Muitos indivíduos passam mais tempo observando telas do que interagindo com o ambiente à sua volta. Horas a fio, dia após dia, são apenas olhos e ouvidos que funcionam como entradas, e bocas e dedos como saídas. Somos uma população cujas mentes estão em outro lugar, não nos nossos corpos.
Neste ensaio, vamos explorar como o uso excessivo de tecnologias baseadas em telas, sejam televisores, computadores, smartphones ou redes sociais, nos afasta de nosso corpo e nos leva a experimentar o mundo de maneira esquizofrênica.
"A distinção entre mente e corpo é uma dicotomia artificial. A continuidade da natureza não reconhece essas divisões opostas que o intelecto humano é obrigado a criar como suporte à compreensão."
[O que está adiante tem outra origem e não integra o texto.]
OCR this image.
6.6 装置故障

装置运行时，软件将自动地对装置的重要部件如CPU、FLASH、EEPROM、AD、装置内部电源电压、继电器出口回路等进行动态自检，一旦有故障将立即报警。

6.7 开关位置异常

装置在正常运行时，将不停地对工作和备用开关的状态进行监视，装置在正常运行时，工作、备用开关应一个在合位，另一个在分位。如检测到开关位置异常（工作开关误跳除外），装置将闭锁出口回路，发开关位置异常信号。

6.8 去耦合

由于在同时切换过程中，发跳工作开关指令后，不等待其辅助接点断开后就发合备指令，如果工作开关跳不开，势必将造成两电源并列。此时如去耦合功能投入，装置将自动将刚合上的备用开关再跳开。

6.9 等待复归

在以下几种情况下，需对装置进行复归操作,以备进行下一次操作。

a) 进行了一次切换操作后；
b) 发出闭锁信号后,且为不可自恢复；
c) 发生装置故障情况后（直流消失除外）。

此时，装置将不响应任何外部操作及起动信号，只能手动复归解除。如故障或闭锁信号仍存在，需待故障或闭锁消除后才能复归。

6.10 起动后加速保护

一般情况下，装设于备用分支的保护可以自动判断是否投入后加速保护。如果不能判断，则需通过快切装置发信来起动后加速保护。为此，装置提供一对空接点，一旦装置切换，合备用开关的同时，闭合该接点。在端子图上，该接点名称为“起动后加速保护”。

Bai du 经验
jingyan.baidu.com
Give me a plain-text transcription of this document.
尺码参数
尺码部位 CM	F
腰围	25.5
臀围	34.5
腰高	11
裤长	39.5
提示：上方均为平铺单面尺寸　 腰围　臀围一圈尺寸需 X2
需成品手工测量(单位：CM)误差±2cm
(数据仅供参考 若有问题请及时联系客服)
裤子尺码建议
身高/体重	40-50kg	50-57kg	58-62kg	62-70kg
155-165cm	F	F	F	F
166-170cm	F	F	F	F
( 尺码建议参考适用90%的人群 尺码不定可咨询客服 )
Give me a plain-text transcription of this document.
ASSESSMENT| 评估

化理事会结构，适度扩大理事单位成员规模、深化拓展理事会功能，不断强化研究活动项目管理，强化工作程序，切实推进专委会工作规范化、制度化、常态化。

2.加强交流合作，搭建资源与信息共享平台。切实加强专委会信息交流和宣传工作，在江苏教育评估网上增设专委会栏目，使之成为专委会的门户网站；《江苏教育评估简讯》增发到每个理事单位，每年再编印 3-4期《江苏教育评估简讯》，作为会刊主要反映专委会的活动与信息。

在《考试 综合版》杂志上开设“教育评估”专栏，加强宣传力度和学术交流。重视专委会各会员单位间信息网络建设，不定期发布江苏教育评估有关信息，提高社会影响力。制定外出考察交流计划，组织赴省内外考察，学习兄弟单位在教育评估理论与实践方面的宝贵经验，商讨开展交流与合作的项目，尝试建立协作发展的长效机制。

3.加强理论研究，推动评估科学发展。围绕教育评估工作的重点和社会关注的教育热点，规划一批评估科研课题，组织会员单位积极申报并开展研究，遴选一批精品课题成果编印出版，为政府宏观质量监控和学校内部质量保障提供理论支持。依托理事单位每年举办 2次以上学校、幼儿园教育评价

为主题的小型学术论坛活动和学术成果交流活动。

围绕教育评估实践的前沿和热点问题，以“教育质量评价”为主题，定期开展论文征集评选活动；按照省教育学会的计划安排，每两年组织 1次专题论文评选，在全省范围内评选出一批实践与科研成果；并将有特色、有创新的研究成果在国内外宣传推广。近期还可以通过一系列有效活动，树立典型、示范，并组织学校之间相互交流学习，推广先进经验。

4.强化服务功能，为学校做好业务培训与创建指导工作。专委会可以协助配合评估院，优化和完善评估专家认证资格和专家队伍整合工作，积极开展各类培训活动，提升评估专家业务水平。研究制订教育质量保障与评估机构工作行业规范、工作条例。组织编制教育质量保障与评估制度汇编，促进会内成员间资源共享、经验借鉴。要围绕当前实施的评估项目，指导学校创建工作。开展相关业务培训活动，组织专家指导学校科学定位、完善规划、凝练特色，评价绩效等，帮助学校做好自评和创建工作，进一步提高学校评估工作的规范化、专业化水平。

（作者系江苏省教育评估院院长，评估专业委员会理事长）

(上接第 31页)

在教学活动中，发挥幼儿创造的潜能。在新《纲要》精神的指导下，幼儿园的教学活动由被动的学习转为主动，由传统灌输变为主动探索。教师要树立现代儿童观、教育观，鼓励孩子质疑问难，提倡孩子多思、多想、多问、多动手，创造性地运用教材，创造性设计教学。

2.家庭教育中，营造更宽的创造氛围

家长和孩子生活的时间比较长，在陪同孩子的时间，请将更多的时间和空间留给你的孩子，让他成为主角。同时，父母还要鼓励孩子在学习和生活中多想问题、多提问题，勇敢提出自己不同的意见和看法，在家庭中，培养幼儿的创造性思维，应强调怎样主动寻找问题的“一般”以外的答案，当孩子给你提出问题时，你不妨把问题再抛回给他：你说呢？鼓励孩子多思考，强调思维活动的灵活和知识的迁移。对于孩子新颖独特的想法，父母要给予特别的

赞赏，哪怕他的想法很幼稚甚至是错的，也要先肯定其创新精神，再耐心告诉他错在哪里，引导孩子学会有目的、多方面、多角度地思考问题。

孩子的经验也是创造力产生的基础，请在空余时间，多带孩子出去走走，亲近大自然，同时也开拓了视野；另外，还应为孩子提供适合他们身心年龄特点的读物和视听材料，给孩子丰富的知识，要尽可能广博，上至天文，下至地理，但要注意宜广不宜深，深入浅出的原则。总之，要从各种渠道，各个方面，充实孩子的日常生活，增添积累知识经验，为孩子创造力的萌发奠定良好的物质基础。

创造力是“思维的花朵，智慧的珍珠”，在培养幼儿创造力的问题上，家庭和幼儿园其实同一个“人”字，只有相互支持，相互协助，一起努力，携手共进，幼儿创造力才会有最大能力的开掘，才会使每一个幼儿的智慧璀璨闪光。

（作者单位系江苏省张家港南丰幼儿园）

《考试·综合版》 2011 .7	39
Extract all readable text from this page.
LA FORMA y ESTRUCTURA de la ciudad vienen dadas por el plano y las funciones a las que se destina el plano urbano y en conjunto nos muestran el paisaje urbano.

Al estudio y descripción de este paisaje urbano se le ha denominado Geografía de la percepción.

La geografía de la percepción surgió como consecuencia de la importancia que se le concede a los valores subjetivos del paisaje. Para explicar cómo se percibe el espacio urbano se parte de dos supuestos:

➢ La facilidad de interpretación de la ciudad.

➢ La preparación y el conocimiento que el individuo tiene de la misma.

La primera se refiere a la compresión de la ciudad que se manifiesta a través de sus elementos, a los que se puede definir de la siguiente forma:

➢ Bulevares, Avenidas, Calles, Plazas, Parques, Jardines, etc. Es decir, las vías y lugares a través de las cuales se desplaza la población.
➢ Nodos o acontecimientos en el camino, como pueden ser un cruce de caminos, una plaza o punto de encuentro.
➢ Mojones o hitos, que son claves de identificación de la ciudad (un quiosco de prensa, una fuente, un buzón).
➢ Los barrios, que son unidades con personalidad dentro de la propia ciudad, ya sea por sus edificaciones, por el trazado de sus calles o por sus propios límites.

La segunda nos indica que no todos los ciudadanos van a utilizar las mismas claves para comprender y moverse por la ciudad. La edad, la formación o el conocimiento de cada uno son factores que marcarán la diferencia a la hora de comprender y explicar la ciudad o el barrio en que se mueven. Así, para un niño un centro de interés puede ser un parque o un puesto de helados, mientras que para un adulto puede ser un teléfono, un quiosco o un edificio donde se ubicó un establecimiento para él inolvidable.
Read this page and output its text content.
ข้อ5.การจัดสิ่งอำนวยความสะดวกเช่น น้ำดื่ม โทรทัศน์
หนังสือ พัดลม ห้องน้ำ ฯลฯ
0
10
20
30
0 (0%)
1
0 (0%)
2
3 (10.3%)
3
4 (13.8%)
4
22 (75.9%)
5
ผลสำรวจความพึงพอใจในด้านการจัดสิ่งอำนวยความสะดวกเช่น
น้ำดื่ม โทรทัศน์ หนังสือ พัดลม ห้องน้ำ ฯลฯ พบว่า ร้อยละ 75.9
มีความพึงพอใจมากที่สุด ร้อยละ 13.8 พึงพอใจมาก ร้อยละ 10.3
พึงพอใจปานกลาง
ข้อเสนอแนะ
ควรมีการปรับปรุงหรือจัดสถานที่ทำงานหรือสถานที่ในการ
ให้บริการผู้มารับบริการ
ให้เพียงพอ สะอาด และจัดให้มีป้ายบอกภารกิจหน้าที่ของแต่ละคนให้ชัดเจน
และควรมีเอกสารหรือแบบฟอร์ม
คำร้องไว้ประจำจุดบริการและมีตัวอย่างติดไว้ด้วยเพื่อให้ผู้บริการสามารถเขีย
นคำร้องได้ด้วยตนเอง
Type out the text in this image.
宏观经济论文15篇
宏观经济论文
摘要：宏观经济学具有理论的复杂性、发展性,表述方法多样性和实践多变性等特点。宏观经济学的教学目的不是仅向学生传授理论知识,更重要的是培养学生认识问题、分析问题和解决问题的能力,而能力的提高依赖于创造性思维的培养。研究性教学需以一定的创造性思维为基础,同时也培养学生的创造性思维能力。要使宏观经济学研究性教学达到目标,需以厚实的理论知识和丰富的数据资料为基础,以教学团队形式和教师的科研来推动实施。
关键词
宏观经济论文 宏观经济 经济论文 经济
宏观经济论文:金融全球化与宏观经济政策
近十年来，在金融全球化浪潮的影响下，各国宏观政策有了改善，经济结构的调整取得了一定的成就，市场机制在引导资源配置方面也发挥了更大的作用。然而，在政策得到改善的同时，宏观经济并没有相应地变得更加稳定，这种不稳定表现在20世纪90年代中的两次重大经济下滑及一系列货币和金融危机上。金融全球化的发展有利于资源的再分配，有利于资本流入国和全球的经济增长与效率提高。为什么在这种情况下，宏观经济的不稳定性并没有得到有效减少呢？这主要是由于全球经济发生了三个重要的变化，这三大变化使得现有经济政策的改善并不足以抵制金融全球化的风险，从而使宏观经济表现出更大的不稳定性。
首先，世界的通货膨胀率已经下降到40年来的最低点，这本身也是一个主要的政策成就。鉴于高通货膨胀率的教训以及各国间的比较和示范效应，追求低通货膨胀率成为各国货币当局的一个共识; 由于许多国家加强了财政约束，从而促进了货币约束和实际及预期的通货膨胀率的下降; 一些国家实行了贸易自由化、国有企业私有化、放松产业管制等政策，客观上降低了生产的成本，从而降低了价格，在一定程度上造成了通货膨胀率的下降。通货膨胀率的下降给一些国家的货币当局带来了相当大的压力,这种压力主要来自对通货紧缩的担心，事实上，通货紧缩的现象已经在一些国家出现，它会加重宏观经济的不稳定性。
Em um estado de saúde ideal, estamos solidamente ancorados em nosso corpo, e corpo e mente são vivenciados como um fenômeno único, não como entidades distintas. No entanto, a conexão entre corpo e mente pode ser interrompida e, quando isso ocorre, dizemos que a pessoa está desencarnada. Em um estado de desencarnação, não sentimos que somos um corpo, mas que temos um corpo. Em vez de estarmos solidamente ancorados em nosso corpo, sentimo-nos distanciados dele e tendemos a encará-lo não como parte essencial de nossa identidade, mas como um objeto, ou um conjunto de objetos, que nos acompanha.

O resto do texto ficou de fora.